Inflation has an undiscovered yet a certain co-relationship with the benchmark policy rate. In the event of an adverse supply shock, which raises prices and reduces output, inflation targeting may force the central bank to check money supply at a time when the economy is in recession. This is exactly what happened in our case. SBP had to intervene with successive rate hikes at a time when the economy had already taken a downturn due partly to global economic factors and partly to our home-brewed political and financial crises, which saw massive capital outflow. Under the then prevailing circumstances, the SBP thinking was quite clear that even if the interest rate increase adversely affected growth in the short term, the primary concern would remain the check on inflation. Its persistence with an unusually high policy rate, however, remains enigmatic. Perhaps it's a way to shield its weak autonomous position. The source of inflation in our case is not high consumer spending; rather it is high government borrowing both from SBP and the banking system. Since SBP is not in a position to exercise its authority over government functionaries to curtail their lavish spending, it creates a smoke screen of high policy rate to give an impression that it really means business, the business of achieving price stability.

The ongoing global and regional interest rates are in the single digit and in some cases close to the zero level. Fortunately, the world interest rate reporting agencies do not include Pakistan in their tables of comparison. And, that saves us the humiliation of being an economy from another planet. Let's make an attempt to compare our interest and inflation rates with those prevailing in some of the world and regional economies.

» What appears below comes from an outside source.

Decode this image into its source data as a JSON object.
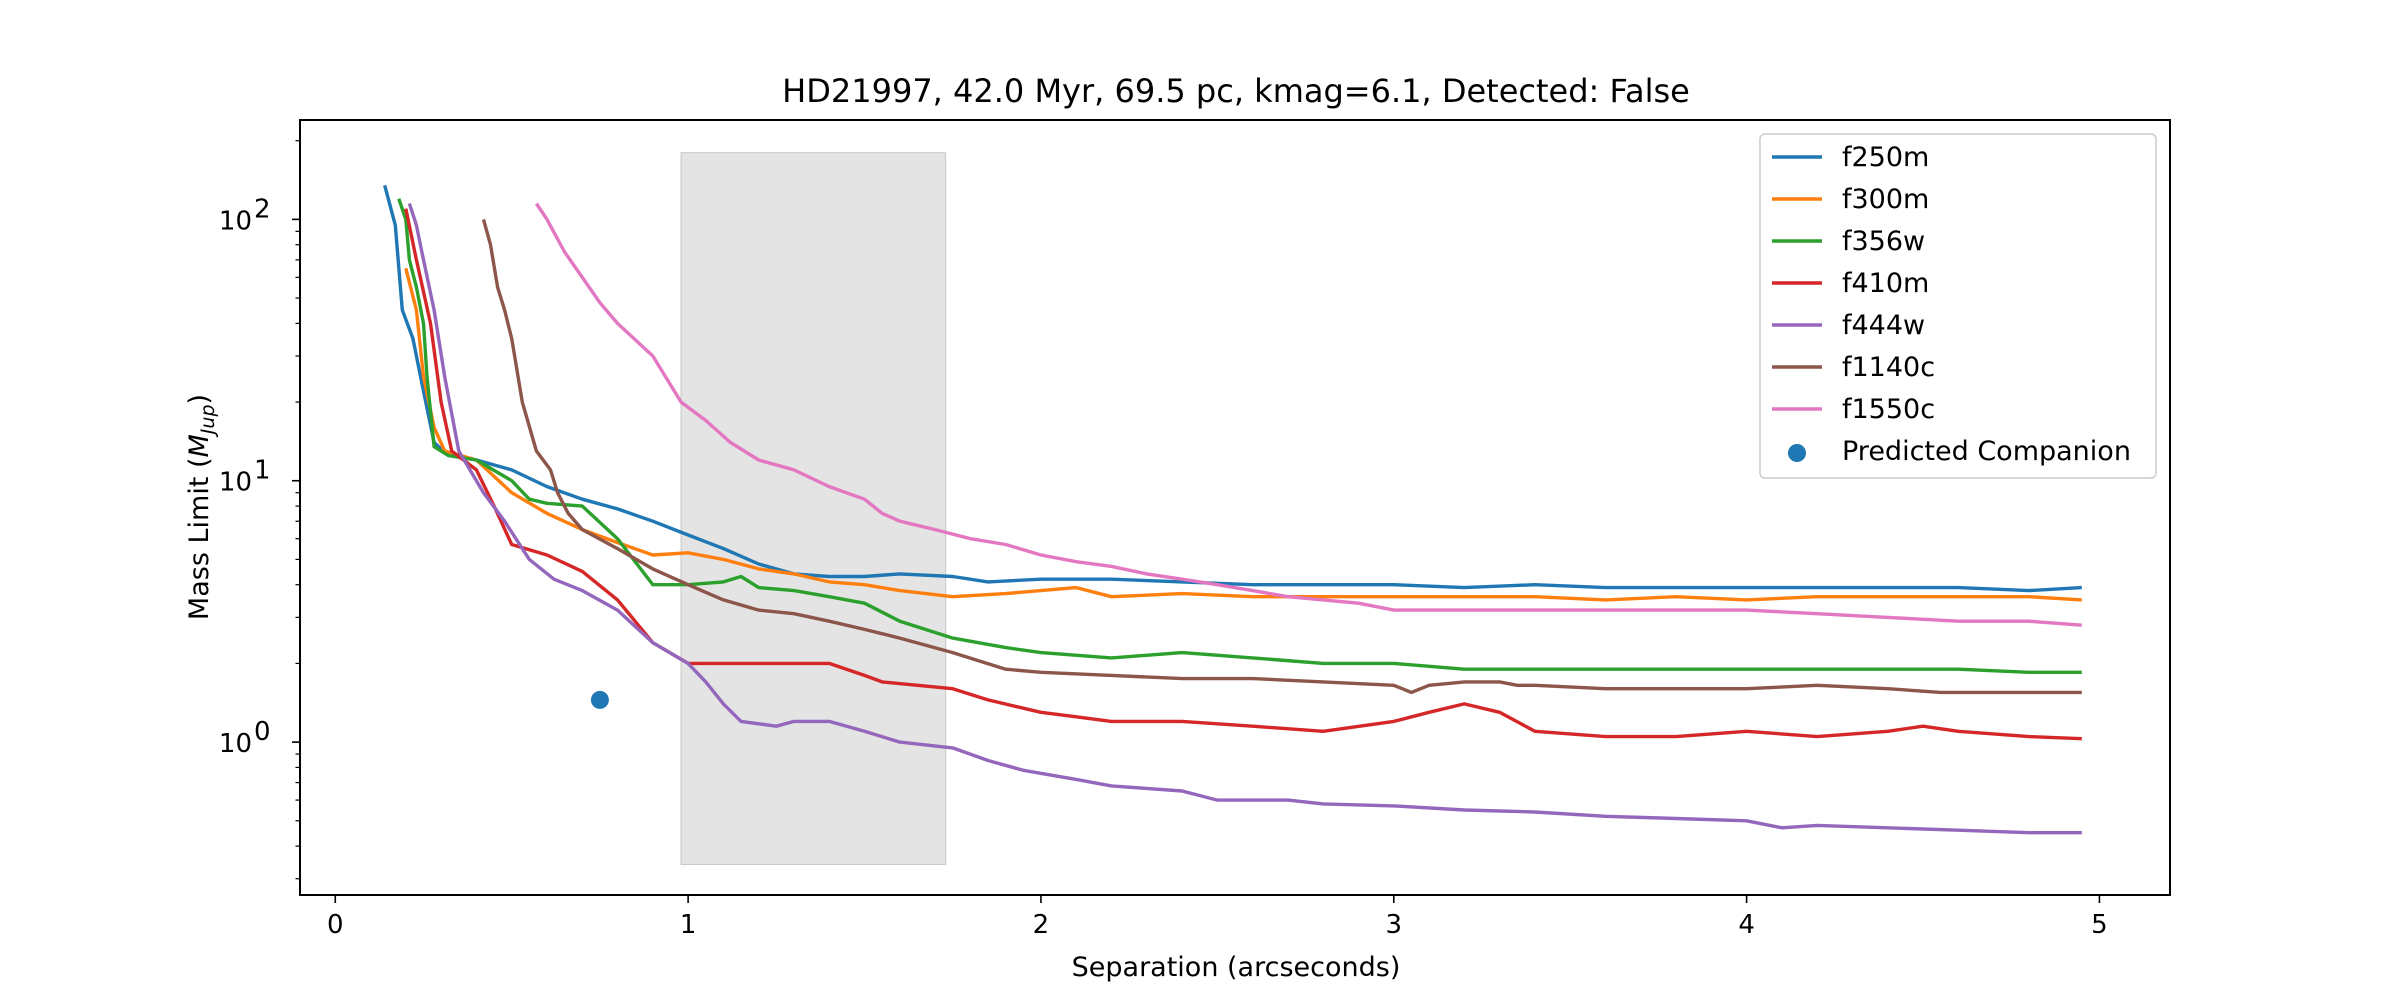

Pakistan 14 14.2 Taiwan 1.63 1.25
India 6.5 8.2 Malaysia 2.75 2.4
China 6.06 4.9 Vietnam 11 12.3
Sri Lanka 8.5 6.8 Australia 4.75 2.7
Hong Kong 0.5 3.8 United States 0.25 1.6
South Korea 2.25 3 UK 0.5 3.7
Japan 0.1 0.00 Canada 1 2.3

Vietnam, the only regional economy with interest and inflation rates in double digits, has still to go quite some distance to challenge our leading position, as far as the said two economic indicators are concerned. Apart from these two unenviable resemblances, Vietnam economy, after shifting its focus from a highly-centralized economy to a socialist-free-market economy, has nothing much in common when compared to Pakistan's economy. It is a fast growing Asian economy tipped to become the fastest growing economy by 2025 with a potential to grow by 10 percent annually. Coming back to the subject, it will be observed that there is an unmistakable relationship between the interest and inflation rates in an economy. In 79 percent of the cases mentioned in the table, the difference between the two rates is less than two percentage points; and in 43 percent of the cases the rate of inflation is less than the rate of interest. Keeping with the regional trend, a hypothetical policy rate of around eight percent could have restricted our inflation to single digit. There is no other way to ward off the impending hyperinflation threat than to go back to our golden economic era of 2003-07 when all sectors of our economy performed well under low-interest and ample private sector credit policies. The sooner we do it the better.